De acordo com os pesquisadores, os insetos podem atuar como um tipo de teste rápido e barato para detectar o vírus na fase aguda. Ao todo, mais de 150 abelhas foram treinadas para diferenciar a amostra infectada da amostra saudável.

 

Os cientistas estão usando como referência um estudo realizado na Alemanha e publicado na revista científica BMC Infectious Diseases, onde oito cachorros treinados conseguiram identificar corretamente as amostras de Covid-19 em 94% dos casos.

 

As abelhas, por sua vez, conseguem encontrar uma determinada flor a quilômetros de distância apenas por sentirem o seu aroma.
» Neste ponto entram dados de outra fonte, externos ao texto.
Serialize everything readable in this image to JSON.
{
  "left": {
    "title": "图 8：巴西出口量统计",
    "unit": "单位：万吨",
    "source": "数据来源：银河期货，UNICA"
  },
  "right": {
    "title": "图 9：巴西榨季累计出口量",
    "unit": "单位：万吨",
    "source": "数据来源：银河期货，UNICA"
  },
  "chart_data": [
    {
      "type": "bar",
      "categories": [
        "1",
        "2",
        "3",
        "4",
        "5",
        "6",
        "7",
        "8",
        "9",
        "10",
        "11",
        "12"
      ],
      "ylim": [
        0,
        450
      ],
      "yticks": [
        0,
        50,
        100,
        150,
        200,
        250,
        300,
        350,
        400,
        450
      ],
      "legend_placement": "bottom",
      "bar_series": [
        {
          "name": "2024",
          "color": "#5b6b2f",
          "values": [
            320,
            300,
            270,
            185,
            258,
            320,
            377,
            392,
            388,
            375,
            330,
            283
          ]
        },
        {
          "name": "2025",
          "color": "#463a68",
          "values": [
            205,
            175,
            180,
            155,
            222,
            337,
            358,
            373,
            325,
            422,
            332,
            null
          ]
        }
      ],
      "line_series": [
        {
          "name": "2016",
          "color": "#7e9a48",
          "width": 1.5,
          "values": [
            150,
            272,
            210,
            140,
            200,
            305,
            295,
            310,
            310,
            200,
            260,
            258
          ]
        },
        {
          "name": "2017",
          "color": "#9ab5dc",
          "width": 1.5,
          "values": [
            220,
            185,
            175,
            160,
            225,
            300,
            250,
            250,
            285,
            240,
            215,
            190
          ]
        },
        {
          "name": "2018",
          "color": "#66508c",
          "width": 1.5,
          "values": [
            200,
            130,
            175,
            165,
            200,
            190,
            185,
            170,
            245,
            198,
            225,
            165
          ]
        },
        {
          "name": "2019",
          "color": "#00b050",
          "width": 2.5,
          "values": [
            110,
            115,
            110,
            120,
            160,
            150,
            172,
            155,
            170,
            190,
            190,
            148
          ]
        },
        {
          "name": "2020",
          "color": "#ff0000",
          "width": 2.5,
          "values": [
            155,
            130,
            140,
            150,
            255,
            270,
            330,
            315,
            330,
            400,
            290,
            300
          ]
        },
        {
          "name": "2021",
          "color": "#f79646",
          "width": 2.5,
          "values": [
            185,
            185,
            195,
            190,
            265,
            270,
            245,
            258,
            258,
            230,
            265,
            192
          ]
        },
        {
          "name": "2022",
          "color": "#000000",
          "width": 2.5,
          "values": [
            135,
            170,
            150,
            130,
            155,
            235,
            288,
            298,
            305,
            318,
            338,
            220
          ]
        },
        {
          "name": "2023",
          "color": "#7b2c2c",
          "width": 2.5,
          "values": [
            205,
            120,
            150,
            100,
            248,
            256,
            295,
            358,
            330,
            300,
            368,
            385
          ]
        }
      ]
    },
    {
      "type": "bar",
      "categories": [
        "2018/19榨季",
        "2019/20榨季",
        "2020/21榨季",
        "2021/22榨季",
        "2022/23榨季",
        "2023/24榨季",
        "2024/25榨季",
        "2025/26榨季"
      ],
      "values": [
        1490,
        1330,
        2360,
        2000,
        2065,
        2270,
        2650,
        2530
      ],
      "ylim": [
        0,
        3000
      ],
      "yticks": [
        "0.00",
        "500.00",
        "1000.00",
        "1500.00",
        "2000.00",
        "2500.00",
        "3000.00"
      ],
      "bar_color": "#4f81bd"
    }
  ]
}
Devido a isso, elas foram escolhidas para a composição do estudo.

 

No protocolo, toda vez que os insetos eram expostos a uma amostra contaminada, os cientistas ofereciam uma solução de água com açúcar, e os insetos esticavam a língua para sentir o líquido doce.




 

Essa dinâmica foi repetida várias vezes, até que as abelhas ficaram condicionadas a estender a língua toda vez que sentissem o cheiro do coronavírus, esperando pela água com açúcar mesmo que ela não viesse.

 

Em comunicado, os pesquisadores relataram que os insetos foram capazes de distinguir as amostras de animais infectados das de animais saudáveis com poucos resultados falsos, mas não especificaram a porcentagem de precisão que teria um teste feito usando os animais. Já em amostras de secreções humanas, foi apontada a mesma performance.

 

Segundo a equipe, o método poderia ser utilizado como uma forma de detecção imediata em locais com poucos recursos ou que não possuem laboratórios para realizar o teste RT-PCR, considerado o padrão-ouro para o diagnóstico da Covid-19.

 

"Abelhas estão disponíveis globalmente, então a única coisa de que as pessoas precisam é uma máquina para treinar os insetos. A InsectSense já desenvolveu protótipos de um aparelho que pode automaticamente treinar várias abelhas ao mesmo tempo e um biossensor que coloca as abelhas para fazer o diagnóstico. Essa tecnologia pode ser um sistema de diagnóstico muito efetivo para países mais pobres que enfrentam dificuldades no acesso a infraestrutura e tecnologias", escreveram os pesquisadores.

 

Os estudos que colocam cães e abelhas para cheirar o Sars-CoV-2 demonstram que há formas alternativas e baratas de levar ferramentas de combate ao vírus em lugares mais carentes e sem assistência básica de saúde.

 

O vison foi escolhido por ser passível ao novo coronavírus. Casos de Covid-19 desses animais foram registrados na França, Holanda, Espanha e outros países europeus. A Dinamarca, por exemplo, decidiu sacrificar todos os 17 milhões de animais criados no país para evitar o surgimento de novas variantes.